# 1944 South Bend 9a Restoration Project



## Dean Segovis (Apr 3, 2015)

Hello everyone. I'd like to share a restoration project here. I just picked up this 1944 9a from a young gentleman in Raleigh NC for $600. He had it advertised as "$600 or best offer" but after looking everything over I just handed the $600 which I felt was a fair price. It came with a wooden chest which contained a steady rest, some measuring tools, lathe dogs, and some other miscellaneous treasures. It's in pretty fair shape for a 71 year old lathe. I'll be posting videos on my YouTube channel, HackAWeekTV, as the restoration work goes on and I'll share them here.
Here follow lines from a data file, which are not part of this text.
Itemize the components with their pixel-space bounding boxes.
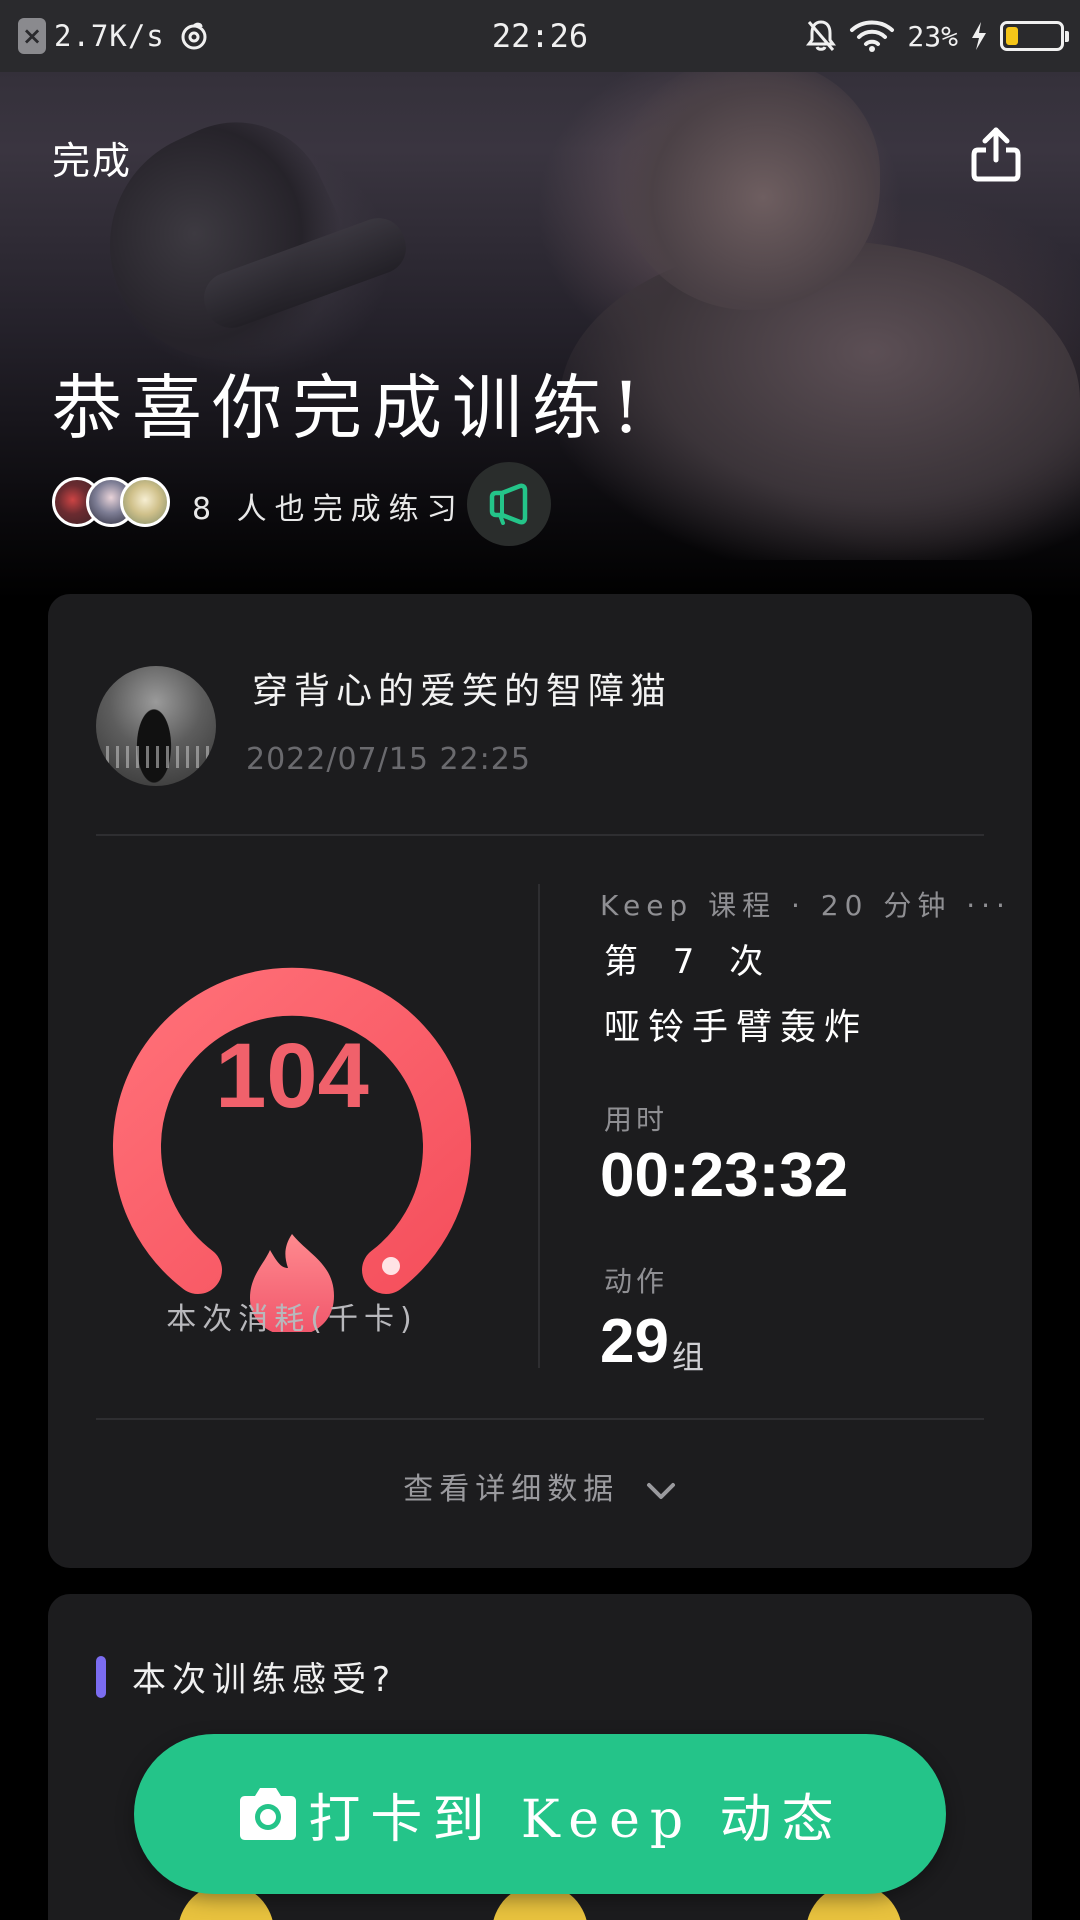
workout-datetime: 2022/07/15 22:25: [246, 742, 531, 777]
vertical-divider: [538, 884, 540, 1368]
others-completed-text[interactable]: 8 人也完成练习: [192, 484, 465, 528]
charging-icon: [972, 22, 986, 50]
chevron-down-icon: [646, 1482, 675, 1499]
battery-level: [1006, 27, 1018, 45]
divider: [96, 834, 984, 836]
share-icon[interactable]: [966, 124, 1026, 184]
action-unit: 组: [672, 1338, 705, 1376]
duration-label: 用时: [604, 1103, 669, 1136]
workout-summary-card: 穿背心的爱笑的智障猫 2022/07/15 22:25 104 本次消耗(千卡)…: [48, 594, 1032, 1568]
megaphone-icon: [489, 483, 528, 525]
action-label: 动作: [604, 1265, 669, 1298]
view-details-button[interactable]: 查看详细数据: [48, 1464, 1032, 1508]
silent-bell-icon: [806, 20, 837, 51]
camera-icon: [240, 1788, 297, 1840]
divider: [96, 1418, 984, 1420]
course-name[interactable]: 哑铃手臂轰炸: [604, 998, 868, 1050]
status-bar: × 2.7K/s 22:26 23%: [0, 0, 1080, 72]
finisher-avatars[interactable]: [52, 477, 170, 531]
section-accent-bar: [96, 1656, 106, 1698]
battery-icon: [1000, 21, 1069, 51]
workout-complete-screen: × 2.7K/s 22:26 23% 完成 恭喜你完成训练! 8 人也完成练习 …: [0, 0, 1080, 1920]
user-avatar[interactable]: [96, 666, 216, 786]
done-button[interactable]: 完成: [52, 130, 132, 185]
athlete-head-image: [620, 60, 880, 310]
wifi-icon: [850, 20, 895, 52]
status-right: 23%: [805, 0, 1069, 72]
course-meta[interactable]: Keep 课程 · 20 分钟 ···: [600, 884, 1011, 924]
view-details-label: 查看详细数据: [403, 1472, 620, 1507]
username[interactable]: 穿背心的爱笑的智障猫: [252, 662, 672, 714]
calories-value: 104: [215, 1025, 369, 1127]
feedback-title: 本次训练感受?: [132, 1660, 397, 1700]
checkin-to-keep-button[interactable]: 打卡到 Keep 动态: [134, 1734, 946, 1894]
duration-value: 00:23:32: [600, 1141, 849, 1210]
calories-label: 本次消耗(千卡): [166, 1302, 418, 1337]
avatar: [120, 477, 170, 527]
battery-percent: 23%: [907, 19, 958, 53]
cheer-button[interactable]: [467, 462, 551, 546]
congrats-title: 恭喜你完成训练!: [52, 367, 651, 449]
action-count: 29: [600, 1307, 669, 1376]
session-count: 第 7 次: [604, 942, 776, 982]
checkin-label: 打卡到 Keep 动态: [308, 1789, 844, 1850]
Looking forward to getting to know you all and learning a thing or two. I've done some machining over the years on all kinds of different equipment, some in perfect condition, some in really bad condition. I've found that it's all about knowing what you and the machine can do with what's at hand. This lathe is a most welcome addition to my work shop. The fact that it's a South Bend has some significance. My fiance and I met in a machine shop over a 10" South Bend lathe. She was admiring it and I walked up and said "this is a pretty cool old piece of equipment". She said " yeah it must be old because it has a leather drive belt and the other lathes don't". We had a great discussion trying to guess when it was made. She's a keeper!


----------



## Franko (Apr 4, 2015)

My motto is more like: "Keep fixing it until it _is_ broke."


----------



## bobl (Apr 5, 2015)

Look like a good find do you need a collet closer and collets
I have one in good shape no use to me as have heavy 10


Sent from my iPod touch using Tapatalk


----------



## Dean Segovis (Apr 5, 2015)

bobl said:


> Look like a good find do you need a collet closer and collets
> I have one in good shape no use to me as have heavy 10



That would indeed be a nice add on. Is it a hand wheel type or a hand lever? PM me with some pics and compensation details. Thanks.


----------